SHANTANU JATHAR, Ali Akherati, Shiva Tarun, Liam Lewane, Abril Galang, Timothy Onasch, Scott Herndon, Joseph Roscioli, Tara Yacovitch, Edward Fortner, Philip Croteau, Wen Xu, Conner Daube, Berk Knighton, Benjamin Werden, Ezra Wood, Christopher Lim, David Hagan, Christopher Cappa, Jesse Kroll, Daniel S. Tkacik, Christopher Hennigan, Allen Robinson, Colorado State University

     Abstract Number: 1316
     Working Group: Carbonaceous Aerosol

Abstract
Wildfires are the largest combustion-related source of organic emissions to the atmosphere; these include direct emissions of primary organic aerosol (POA) and semi-volatile, intermediate-volatility, and volatile organic compounds (SVOCs, IVOCs, and VOCs). However, there are large uncertainties surrounding the evolution of these organic emissions as they are physically and chemically transformed in the atmosphere. To understand these transformations, we performed sixteen experiments using an environmental chamber to simulate day- and night-time chemistry of wildfire emissions from 6 different fuels at the Fire Laboratory in Missoula, MT.

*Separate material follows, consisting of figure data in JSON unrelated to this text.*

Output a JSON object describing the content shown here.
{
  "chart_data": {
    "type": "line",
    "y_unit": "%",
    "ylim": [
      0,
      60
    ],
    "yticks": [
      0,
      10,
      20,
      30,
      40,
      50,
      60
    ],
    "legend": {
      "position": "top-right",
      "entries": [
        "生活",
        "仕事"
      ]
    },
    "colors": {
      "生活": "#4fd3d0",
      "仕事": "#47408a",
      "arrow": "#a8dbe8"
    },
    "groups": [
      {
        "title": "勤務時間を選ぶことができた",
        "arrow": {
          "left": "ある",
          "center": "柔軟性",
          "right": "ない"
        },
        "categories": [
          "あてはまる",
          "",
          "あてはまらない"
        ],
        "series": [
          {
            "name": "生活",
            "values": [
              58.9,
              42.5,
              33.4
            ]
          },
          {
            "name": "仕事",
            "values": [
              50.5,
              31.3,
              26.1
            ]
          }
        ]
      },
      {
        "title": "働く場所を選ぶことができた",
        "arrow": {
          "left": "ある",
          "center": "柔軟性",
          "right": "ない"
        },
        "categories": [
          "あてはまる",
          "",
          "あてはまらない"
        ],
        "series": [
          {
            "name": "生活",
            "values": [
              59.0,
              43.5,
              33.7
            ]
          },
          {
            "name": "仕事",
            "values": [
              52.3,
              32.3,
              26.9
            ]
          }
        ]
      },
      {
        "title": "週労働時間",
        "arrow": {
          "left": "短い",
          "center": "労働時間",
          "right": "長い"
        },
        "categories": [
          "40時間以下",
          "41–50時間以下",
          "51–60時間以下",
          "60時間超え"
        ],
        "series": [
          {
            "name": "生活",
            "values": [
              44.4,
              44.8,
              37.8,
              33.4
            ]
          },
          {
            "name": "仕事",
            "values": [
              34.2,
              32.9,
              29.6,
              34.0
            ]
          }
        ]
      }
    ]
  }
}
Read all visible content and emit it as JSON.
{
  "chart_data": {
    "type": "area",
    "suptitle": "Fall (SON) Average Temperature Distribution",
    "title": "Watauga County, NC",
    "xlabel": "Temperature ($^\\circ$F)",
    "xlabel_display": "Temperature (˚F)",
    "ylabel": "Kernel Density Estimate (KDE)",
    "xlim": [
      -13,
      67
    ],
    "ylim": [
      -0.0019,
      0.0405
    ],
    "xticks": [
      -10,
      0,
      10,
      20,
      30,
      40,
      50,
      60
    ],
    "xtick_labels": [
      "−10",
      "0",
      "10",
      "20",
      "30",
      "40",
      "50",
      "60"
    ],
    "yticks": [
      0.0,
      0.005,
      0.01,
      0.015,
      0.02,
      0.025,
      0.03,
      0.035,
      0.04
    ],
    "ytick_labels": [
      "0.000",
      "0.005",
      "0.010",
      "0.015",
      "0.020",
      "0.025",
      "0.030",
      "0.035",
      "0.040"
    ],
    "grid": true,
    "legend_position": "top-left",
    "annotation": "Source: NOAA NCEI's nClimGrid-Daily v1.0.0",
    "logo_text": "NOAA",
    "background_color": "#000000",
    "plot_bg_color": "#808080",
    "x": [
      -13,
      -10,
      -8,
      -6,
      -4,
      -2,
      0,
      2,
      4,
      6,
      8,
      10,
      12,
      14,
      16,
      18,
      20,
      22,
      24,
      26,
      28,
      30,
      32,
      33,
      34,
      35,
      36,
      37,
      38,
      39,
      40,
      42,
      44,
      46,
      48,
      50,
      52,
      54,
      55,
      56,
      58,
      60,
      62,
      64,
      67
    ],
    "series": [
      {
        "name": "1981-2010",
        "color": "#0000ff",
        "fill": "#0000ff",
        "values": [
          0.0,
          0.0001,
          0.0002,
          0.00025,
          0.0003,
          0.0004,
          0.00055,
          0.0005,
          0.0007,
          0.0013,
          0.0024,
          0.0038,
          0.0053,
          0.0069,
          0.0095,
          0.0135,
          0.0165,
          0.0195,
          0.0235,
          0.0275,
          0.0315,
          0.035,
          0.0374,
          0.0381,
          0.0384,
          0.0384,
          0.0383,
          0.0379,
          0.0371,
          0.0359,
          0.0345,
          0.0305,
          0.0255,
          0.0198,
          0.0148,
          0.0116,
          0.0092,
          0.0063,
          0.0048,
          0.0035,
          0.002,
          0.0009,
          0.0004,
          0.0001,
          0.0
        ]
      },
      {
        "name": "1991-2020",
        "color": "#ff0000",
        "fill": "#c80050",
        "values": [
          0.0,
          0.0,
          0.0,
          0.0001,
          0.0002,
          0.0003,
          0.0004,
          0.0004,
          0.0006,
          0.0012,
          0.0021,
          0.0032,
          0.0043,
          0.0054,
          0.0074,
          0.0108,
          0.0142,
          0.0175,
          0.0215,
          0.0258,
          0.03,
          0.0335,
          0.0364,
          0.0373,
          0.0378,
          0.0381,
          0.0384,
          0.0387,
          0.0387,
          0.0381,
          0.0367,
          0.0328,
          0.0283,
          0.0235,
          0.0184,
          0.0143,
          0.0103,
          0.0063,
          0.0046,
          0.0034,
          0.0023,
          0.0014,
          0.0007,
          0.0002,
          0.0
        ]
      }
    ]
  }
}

Across the test matrix, the experiments simulated 0.5 to 9 hours of equivalent day-time aging (with the hydroxyl radical and ozone) or several hours of night-time aging (with the nitrate radical). Day-time aging resulted in an average organic aerosol (OA) mass enhancement of 72% although the full range of OA mass enhancements varied between ~0% and 400%. The distribution of OA mass enhancements was consistent with chamber and flow reactor experiments performed at the Fire Laboratory in 2010 and 2012 but similar to previous studies offered no evidence to link the OA mass enhancement to fuel type, burn conditions, or oxidant exposure. The chamber OA mass enhancements were nearly half of those observed with flow reactor experiments performed in conjunction with this study and the differences could be explained by significant differences in oxidant exposure (median age of 6.1 hours for the chamber versus 3.8 days for the flow reactor). Night-time aging resulted in an average OA mass enhancement of 20%, which was lower than that observed with day-time aging. We found strong evidence for production of organic nitrates during the night-time experiments where they accounted for ~10% of the total OA emitted and formed by the end of the experiment. Both day- and night-time aging resulted in only modest changes in the OA composition measured by the aerosol mass spectrometer. The median fraction of the OA mass measured at a mass-to-charge ratio of 44 and 60 changed by +65% and -25% respectively and the median oxygen-to-carbon ratio increased by 25%. The flow reactor experiments witnessed much larger changes in the OA composition (e.g., median oxygen-to-carbon ratio more than doubled), which again could be attributed to substantial differences in oxidant exposure.

Ongoing work is focussed on integrating chamber and flow reactor wildfire experiments from 2010, 2012, and 2016 (~130 individual experiments) to examine the relationship between OA mass enhancement ratios, modified combustion efficiency, initial aerosol concentrations and composition, aerosol size, oxidant exposure, VOC:NOx ratios, and emissions and speciation of SOA precursors.